七桶の里

原文:神奈川県横須賀市


長沢の長岡は、昔から堂前(どんめえ)、橋戸、窪、七桶(なおけ)、ふきり丁の五つの里からなっていた。

昔七桶の里に、老婆と与助という息子の二人暮しの漁師がいた。来る日も来る日も不漁で困っていたが、与助は正月も間近かのある日、小遣い銭を稼ぐため、小舟を出して沖へ向かった。三ッ磯付近まで来ると磯の上に、何か大蛇のようなものが二、三匹見えた。恐る恐る舟を近付けて見ると、何んと大きな蛸の足が、二、三本磯に巻きついていた。与助は今までに見たことのない物凄い大きな蛸の足、一本持っていけば、売るに一日はたっぷりかかる。それに正月も間近で、これは凄い大漁だ。いい稼ぎだ、と思いながら、どうして切ろうか思案にくれたが、幸い鉈を持ってきていた。静かに舟を磯に寄せ、鉈を大きく振り上げ、一刀のもとに一本の足を切り落とし、手早く舟にたぐり、意気揚々引き上げてきた。そのことを老婆に話すと、「与助っ、近所の若衆に決して話すんじゃねえぞ、早くいって売ってこ、あしたもそこへいって捕って来んだぞ」。

そして明日もそこへ行き、一本の足を切ってきた。毎日一本づつ切ってきては桶に入れて売りにいっていた。近所の若衆は、首をかしげて話し合っている。「この不漁のときに、与助は毎日沖へいくが、何を捕って来るのか」と不思議でならなかった。里の人は不漁のため正月の着物も、ご馳走も買う事ができず、幼い子どもは、可哀想に血を吐いて死んだ子もいたそうである。与助は、次々と七本の蛸の足を切り桶に入れて売りつくした。

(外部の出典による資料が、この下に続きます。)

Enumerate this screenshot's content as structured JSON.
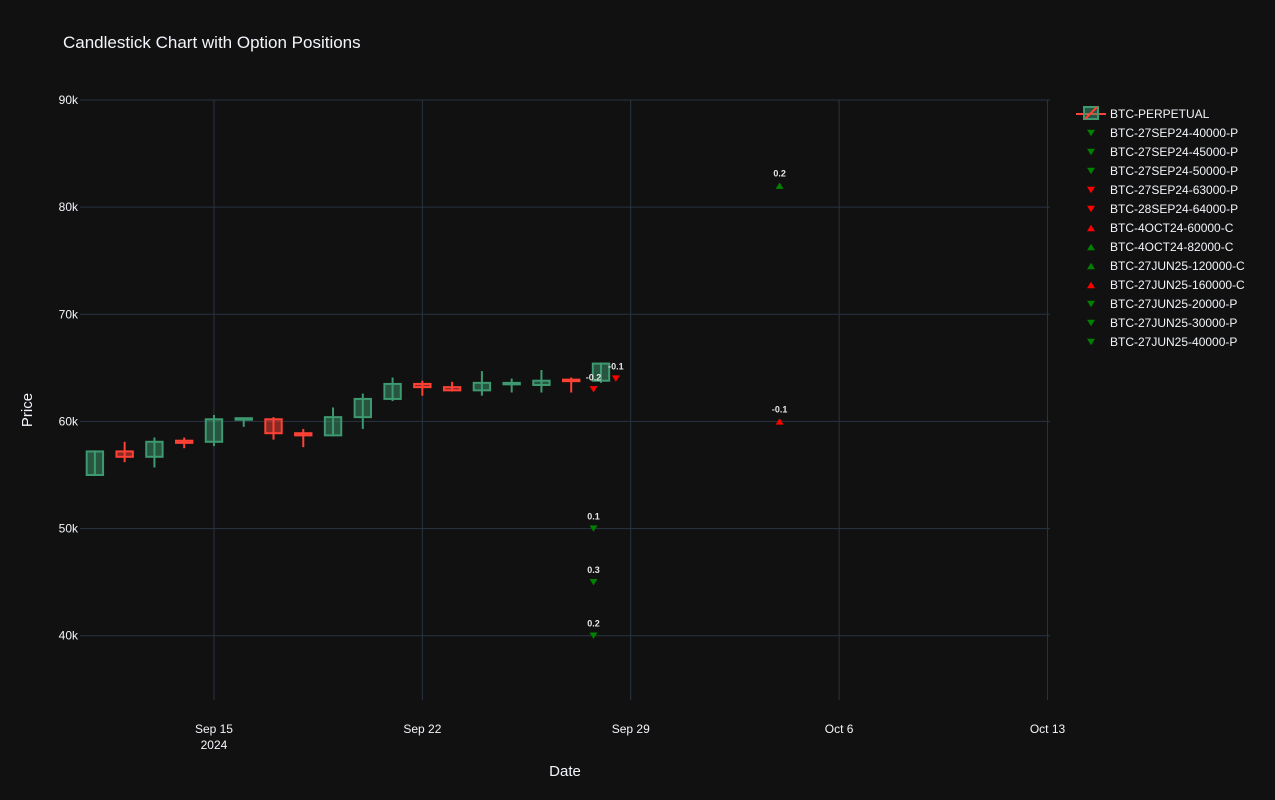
{
  "chart_data": {
    "type": "candlestick",
    "title": "Candlestick Chart with Option Positions",
    "xlabel": "Date",
    "ylabel": "Price",
    "x_range": [
      "2024-09-10T12:00",
      "2024-10-13T02:00"
    ],
    "ylim": [
      34000,
      90000
    ],
    "x_ticks": [
      {
        "date": "2024-09-15",
        "label": "Sep 15",
        "sublabel": "2024"
      },
      {
        "date": "2024-09-22",
        "label": "Sep 22",
        "sublabel": ""
      },
      {
        "date": "2024-09-29",
        "label": "Sep 29",
        "sublabel": ""
      },
      {
        "date": "2024-10-06",
        "label": "Oct 6",
        "sublabel": ""
      },
      {
        "date": "2024-10-13",
        "label": "Oct 13",
        "sublabel": ""
      }
    ],
    "y_ticks": [
      {
        "value": 40000,
        "label": "40k"
      },
      {
        "value": 50000,
        "label": "50k"
      },
      {
        "value": 60000,
        "label": "60k"
      },
      {
        "value": 70000,
        "label": "70k"
      },
      {
        "value": 80000,
        "label": "80k"
      },
      {
        "value": 90000,
        "label": "90k"
      }
    ],
    "grid": true,
    "legend_position": "right",
    "colors": {
      "increasing": "#3d9970",
      "decreasing": "#ff4136",
      "long": "#008000",
      "short": "#ff0000"
    },
    "candles": [
      {
        "date": "2024-09-11",
        "open": 55000,
        "high": 57300,
        "low": 54900,
        "close": 57200
      },
      {
        "date": "2024-09-12",
        "open": 57200,
        "high": 58100,
        "low": 56200,
        "close": 56700
      },
      {
        "date": "2024-09-13",
        "open": 56700,
        "high": 58500,
        "low": 55700,
        "close": 58100
      },
      {
        "date": "2024-09-14",
        "open": 58200,
        "high": 58500,
        "low": 57500,
        "close": 58000
      },
      {
        "date": "2024-09-15",
        "open": 58100,
        "high": 60600,
        "low": 57700,
        "close": 60200
      },
      {
        "date": "2024-09-16",
        "open": 60200,
        "high": 60300,
        "low": 59500,
        "close": 60300
      },
      {
        "date": "2024-09-17",
        "open": 60200,
        "high": 60400,
        "low": 58300,
        "close": 58900
      },
      {
        "date": "2024-09-18",
        "open": 58900,
        "high": 59300,
        "low": 57600,
        "close": 58700
      },
      {
        "date": "2024-09-19",
        "open": 58700,
        "high": 61300,
        "low": 58600,
        "close": 60400
      },
      {
        "date": "2024-09-20",
        "open": 60400,
        "high": 62600,
        "low": 59300,
        "close": 62100
      },
      {
        "date": "2024-09-21",
        "open": 62100,
        "high": 64100,
        "low": 61900,
        "close": 63500
      },
      {
        "date": "2024-09-22",
        "open": 63500,
        "high": 63800,
        "low": 62400,
        "close": 63200
      },
      {
        "date": "2024-09-23",
        "open": 63200,
        "high": 63700,
        "low": 62800,
        "close": 62900
      },
      {
        "date": "2024-09-24",
        "open": 62900,
        "high": 64700,
        "low": 62400,
        "close": 63600
      },
      {
        "date": "2024-09-25",
        "open": 63500,
        "high": 64000,
        "low": 62700,
        "close": 63600
      },
      {
        "date": "2024-09-26",
        "open": 63400,
        "high": 64800,
        "low": 62700,
        "close": 63800
      },
      {
        "date": "2024-09-27",
        "open": 63900,
        "high": 64100,
        "low": 62700,
        "close": 63800
      },
      {
        "date": "2024-09-28",
        "open": 63800,
        "high": 65500,
        "low": 63600,
        "close": 65400
      }
    ],
    "positions": [
      {
        "name": "BTC-27SEP24-40000-P",
        "date": "2024-09-27T18:00",
        "strike": 40000,
        "size": "0.2",
        "marker": "triangle-down",
        "color": "#008000"
      },
      {
        "name": "BTC-27SEP24-45000-P",
        "date": "2024-09-27T18:00",
        "strike": 45000,
        "size": "0.3",
        "marker": "triangle-down",
        "color": "#008000"
      },
      {
        "name": "BTC-27SEP24-50000-P",
        "date": "2024-09-27T18:00",
        "strike": 50000,
        "size": "0.1",
        "marker": "triangle-down",
        "color": "#008000"
      },
      {
        "name": "BTC-27SEP24-63000-P",
        "date": "2024-09-27T18:00",
        "strike": 63000,
        "size": "-0.2",
        "marker": "triangle-down",
        "color": "#ff0000"
      },
      {
        "name": "BTC-28SEP24-64000-P",
        "date": "2024-09-28T12:00",
        "strike": 64000,
        "size": "-0.1",
        "marker": "triangle-down",
        "color": "#ff0000"
      },
      {
        "name": "BTC-4OCT24-60000-C",
        "date": "2024-10-04T00:00",
        "strike": 60000,
        "size": "-0.1",
        "marker": "triangle-up",
        "color": "#ff0000"
      },
      {
        "name": "BTC-4OCT24-82000-C",
        "date": "2024-10-04T00:00",
        "strike": 82000,
        "size": "0.2",
        "marker": "triangle-up",
        "color": "#008000"
      },
      {
        "name": "BTC-27JUN25-120000-C",
        "date": null,
        "strike": 120000,
        "size": "",
        "marker": "triangle-up",
        "color": "#008000"
      },
      {
        "name": "BTC-27JUN25-160000-C",
        "date": null,
        "strike": 160000,
        "size": "",
        "marker": "triangle-up",
        "color": "#ff0000"
      },
      {
        "name": "BTC-27JUN25-20000-P",
        "date": null,
        "strike": 20000,
        "size": "",
        "marker": "triangle-down",
        "color": "#008000"
      },
      {
        "name": "BTC-27JUN25-30000-P",
        "date": null,
        "strike": 30000,
        "size": "",
        "marker": "triangle-down",
        "color": "#008000"
      },
      {
        "name": "BTC-27JUN25-40000-P",
        "date": null,
        "strike": 40000,
        "size": "",
        "marker": "triangle-down",
        "color": "#008000"
      }
    ],
    "legend": [
      {
        "name": "BTC-PERPETUAL",
        "kind": "candle"
      },
      {
        "name": "BTC-27SEP24-40000-P",
        "kind": "triangle-down",
        "color": "#008000"
      },
      {
        "name": "BTC-27SEP24-45000-P",
        "kind": "triangle-down",
        "color": "#008000"
      },
      {
        "name": "BTC-27SEP24-50000-P",
        "kind": "triangle-down",
        "color": "#008000"
      },
      {
        "name": "BTC-27SEP24-63000-P",
        "kind": "triangle-down",
        "color": "#ff0000"
      },
      {
        "name": "BTC-28SEP24-64000-P",
        "kind": "triangle-down",
        "color": "#ff0000"
      },
      {
        "name": "BTC-4OCT24-60000-C",
        "kind": "triangle-up",
        "color": "#ff0000"
      },
      {
        "name": "BTC-4OCT24-82000-C",
        "kind": "triangle-up",
        "color": "#008000"
      },
      {
        "name": "BTC-27JUN25-120000-C",
        "kind": "triangle-up",
        "color": "#008000"
      },
      {
        "name": "BTC-27JUN25-160000-C",
        "kind": "triangle-up",
        "color": "#ff0000"
      },
      {
        "name": "BTC-27JUN25-20000-P",
        "kind": "triangle-down",
        "color": "#008000"
      },
      {
        "name": "BTC-27JUN25-30000-P",
        "kind": "triangle-down",
        "color": "#008000"
      },
      {
        "name": "BTC-27JUN25-40000-P",
        "kind": "triangle-down",
        "color": "#008000"
      }
    ]
  }
}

今日は、八日目、最後の一本の足を切る日であった。与助は、喜び、胸をおどらせて舟をこぎ出し、磯に近付いて残っている一本の足を目がけて、大きく鉈を振り落とそうとしたその瞬間、一本の足が大きく暴れ狂い、与助の首から胴に七巻きも巻きつき、海中深く与助を引きづり込んでしまった。十二月二十九日、あと三日で正月がくるという日のできごとである。それからこの里を誰いうとなく、七桶の里と呼び、今でも古老は七桶といっている。